Affinity fraud is prevalent throughout the United States and is especially common in Utah among members of the Mormon church. However, many other religious organizations have suffered the effects of affinity fraud. In December 2013, it was discovered Jacob Fetman, the chief financial officer of Aish Hatorah New York, a Jewish Orthodox charity, stole $20 million from the charity over a period of 17 years. The amount totaled approximately three times the charity’s annual budget, or more than five times the charity’s net assets. Fetman’s theft stands out for the staggering amount stolen. According to the ACFE 2020 Report to the Nations’ survey of religious groups reporting fraud, the median loss is $73,000.00.
How Does Affinity Theft Occur?
Defrauding individuals in church settings can be particularly effective for scammers because the fraudsters can reach an entire congregation. Scammers also may rely on internet sites, religiously affiliated media, conferences, and social gatherings. Affinity fraud starts by establishing trust.
According to the U.S. Securities and Exchange Commission:
“The fraudsters who promote affinity scams frequently are — or pretend to be — members of the group. They often enlist respected community or religious leaders from within the group to spread the word about the scheme by convincing those people that a fraudulent investment is legitimate and worthwhile. Many times, those leaders become unwitting victims of the fraudster’s ruse.”
After the fraudster has convinced religious leaders, the leaders are used as pawns to convince followers to either invest in the scam, donate monies, or otherwise participate. The scammer relies on the element of trust, a seemingly shared background and set of interests, and portrays themselves as someone who just wants to help.

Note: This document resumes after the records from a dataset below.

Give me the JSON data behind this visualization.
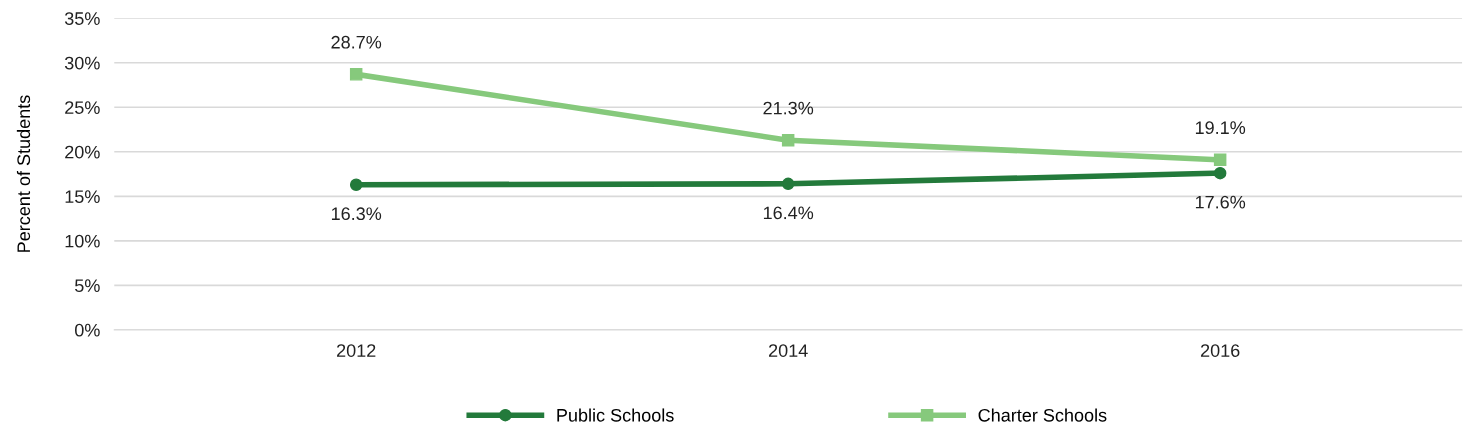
{
  "chart_data": {
    "type": "line",
    "ylabel": "Percent of Students",
    "categories": [
      "2012",
      "2014",
      "2016"
    ],
    "series": [
      {
        "name": "Public Schools",
        "color": "#237a3b",
        "marker": "circle",
        "values": [
          16.3,
          16.4,
          17.6
        ],
        "value_labels": [
          "16.3%",
          "16.4%",
          "17.6%"
        ]
      },
      {
        "name": "Charter Schools",
        "color": "#86c97c",
        "marker": "square",
        "values": [
          28.7,
          21.3,
          19.1
        ],
        "value_labels": [
          "28.7%",
          "21.3%",
          "19.1%"
        ]
      }
    ],
    "ylim": [
      0,
      35
    ],
    "yticks": [
      {
        "value": 0,
        "label": "0%"
      },
      {
        "value": 5,
        "label": "5%"
      },
      {
        "value": 10,
        "label": "10%"
      },
      {
        "value": 15,
        "label": "15%"
      },
      {
        "value": 20,
        "label": "20%"
      },
      {
        "value": 25,
        "label": "25%"
      },
      {
        "value": 30,
        "label": "30%"
      },
      {
        "value": 35,
        "label": "35%"
      }
    ],
    "grid": "y",
    "legend": "bottom",
    "line_style": "solid"
  }
}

“These perpetrators, with a smile on their face and a twinkle in their eye, approach with a handshake and a hug, with intent and with persistence, to violate the trust of their victims and to take their life’s earnings,” says Attorney Huber.
Many affinity scams involve “Ponzi” or pyramid schemes, where new investor money is used to make payments to earlier investors to give the illusion the investment is successful. This tricks new investors to invest in the scheme. It lulls existing investors into believing their investments are safe. In reality, the fraudster almost always steals investor money for personal use, such as in the infamous case of Bernie Madoff who ran the largest Ponzi scheme in history, worth approximately $65 billion.
How to Avoid Affinity Fraud
All too often, individuals realize they have been scammed after it’s too late. However, there are ways to minimize the risk of falling prey to affinity fraud:
- Do your homework. Avoid making an investment based solely on the recommendation of an organization or religious group to which you belong. Consider that the person telling you about the investment may have been duped into believing the investment is legitimate.
- If it sounds too good to be true, it probably is. Be wary of investments that are billed as “once-in-a-lifetime opportunities” or pledge spectacular profits or “guaranteed” returns. Promises of fast and significant profits can be warning signs of fraud.
- Be skeptical about investment opportunities that are not in writing. This may be a sign of a scam.
- Don’t be pressured or rushed into buying into an “opportunity” before you have the chance to check out everything.
- Fraudsters are increasingly using the internet to target specific religious groups through spam emails. As with any unsolicited email from someone you don’t know, avoid clicking on any links or becoming involved in a “can’t miss” investment.
- Check to see if your state has a white-collar crime registry. In Utah in 2015, the state legislature passed a law establishing such a registry – which publishes names and photographs of individuals convicted of financial fraud claims.
As a forensic accounting firm, SDC CPAs often sees cases in which trusted individuals have caught people unaware and walked away with money that doesn’t belong to them. Educating yourself about affinity fraud and being cautious can help mitigate or even prevent falling prey to such scams.